I commend the motion to the House.
Very brief, Madam Deputy Speaker. Thank you for calling me and for chairing our debate. In essence, every contribution from across the House has been in agreement: we have broad consensus that now is the time to fix the water quality of our rivers, and Ofwat is the mechanism by which the process can begin. I am extremely grateful to the Minister in particular for her response to comments made from across the House. I hope that her officials will read the transcript and the commitments that she made. Hon. Members, and certainly I, as Chair of the Committee, will be happy to engage with her on some of the additional points on which she responded so positively. I also thank the Opposition spokesman, the hon. Member for Leeds North West (Alex Sobel), who approached the debate in characteristically constructive style.

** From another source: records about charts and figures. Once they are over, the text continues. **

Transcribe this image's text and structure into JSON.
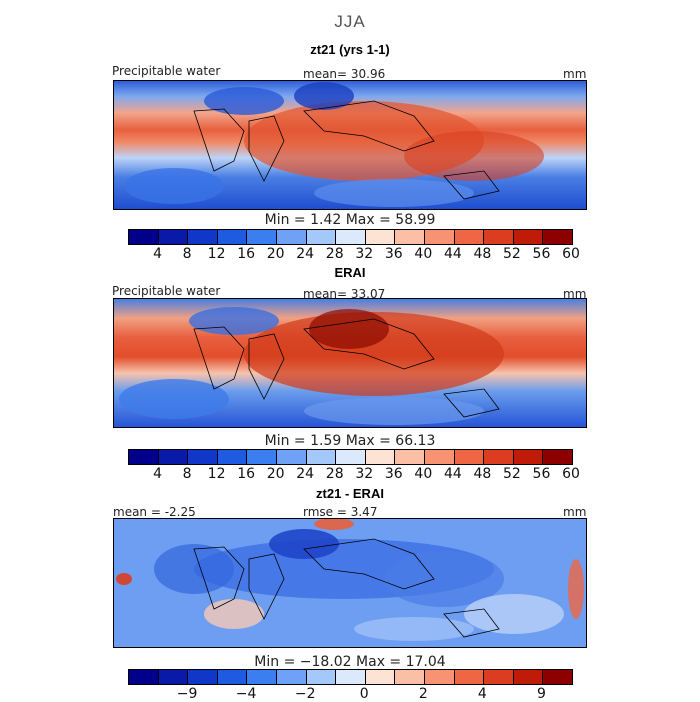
{
  "figure": {
    "season": "JJA"
  },
  "panels": [
    {
      "title": "zt21 (yrs 1-1)",
      "variable": "Precipitable water",
      "stat_left": "",
      "mean": "mean=   30.96",
      "units": "mm",
      "minmax": "Min =    1.42  Max =   58.99",
      "colorbar": {
        "colors": [
          "#00008b",
          "#0a1aa8",
          "#1037c8",
          "#1f5be0",
          "#3b7eef",
          "#6fa2f7",
          "#a5c8fb",
          "#dce9fd",
          "#fde3d4",
          "#fbbfa5",
          "#f79373",
          "#ee6644",
          "#dc3d20",
          "#c01a08",
          "#8c0000"
        ],
        "ticks": [
          "4",
          "8",
          "12",
          "16",
          "20",
          "24",
          "28",
          "32",
          "36",
          "40",
          "44",
          "48",
          "52",
          "56",
          "60"
        ]
      }
    },
    {
      "title": "ERAI",
      "variable": "Precipitable water",
      "stat_left": "",
      "mean": "mean=   33.07",
      "units": "mm",
      "minmax": "Min =    1.59  Max =   66.13",
      "colorbar": {
        "colors": [
          "#00008b",
          "#0a1aa8",
          "#1037c8",
          "#1f5be0",
          "#3b7eef",
          "#6fa2f7",
          "#a5c8fb",
          "#dce9fd",
          "#fde3d4",
          "#fbbfa5",
          "#f79373",
          "#ee6644",
          "#dc3d20",
          "#c01a08",
          "#8c0000"
        ],
        "ticks": [
          "4",
          "8",
          "12",
          "16",
          "20",
          "24",
          "28",
          "32",
          "36",
          "40",
          "44",
          "48",
          "52",
          "56",
          "60"
        ]
      }
    },
    {
      "title": "zt21 - ERAI",
      "variable": "",
      "stat_left": "mean =   -2.25",
      "mean": "rmse =    3.47",
      "units": "mm",
      "minmax": "Min = −18.02  Max =   17.04",
      "colorbar": {
        "colors": [
          "#00008b",
          "#0a1aa8",
          "#1037c8",
          "#1f5be0",
          "#3b7eef",
          "#6fa2f7",
          "#a5c8fb",
          "#dce9fd",
          "#fde3d4",
          "#fbbfa5",
          "#f79373",
          "#ee6644",
          "#dc3d20",
          "#c01a08",
          "#8c0000"
        ],
        "ticks": [
          "",
          "−9",
          "",
          "−4",
          "",
          "−2",
          "",
          "0",
          "",
          "2",
          "",
          "4",
          "",
          "9",
          ""
        ]
      }
    }
  ]
}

I would gently say to the sole representative of the Liberal Democrats, the hon. Member for St Albans (Daisy Cooper), in a slightly discordant way, that calling for a sewage tax and to ban sewage discharges as a legal, overnight measure reflects the lack of credibility or realism in proposals that the Liberal Democrats often make on this matter. I must say that their intervention on the Animal Welfare (Sentience) Act 2022, which was to make it an offence for mammals to die from sewage exposure, was a typical example of a completely ludicrous proposal. There was no evidence that that was a problem; the Committee received no evidence on the subject whatsoever. It was political posturing ahead of local elections, and I am afraid that that needs to be called out.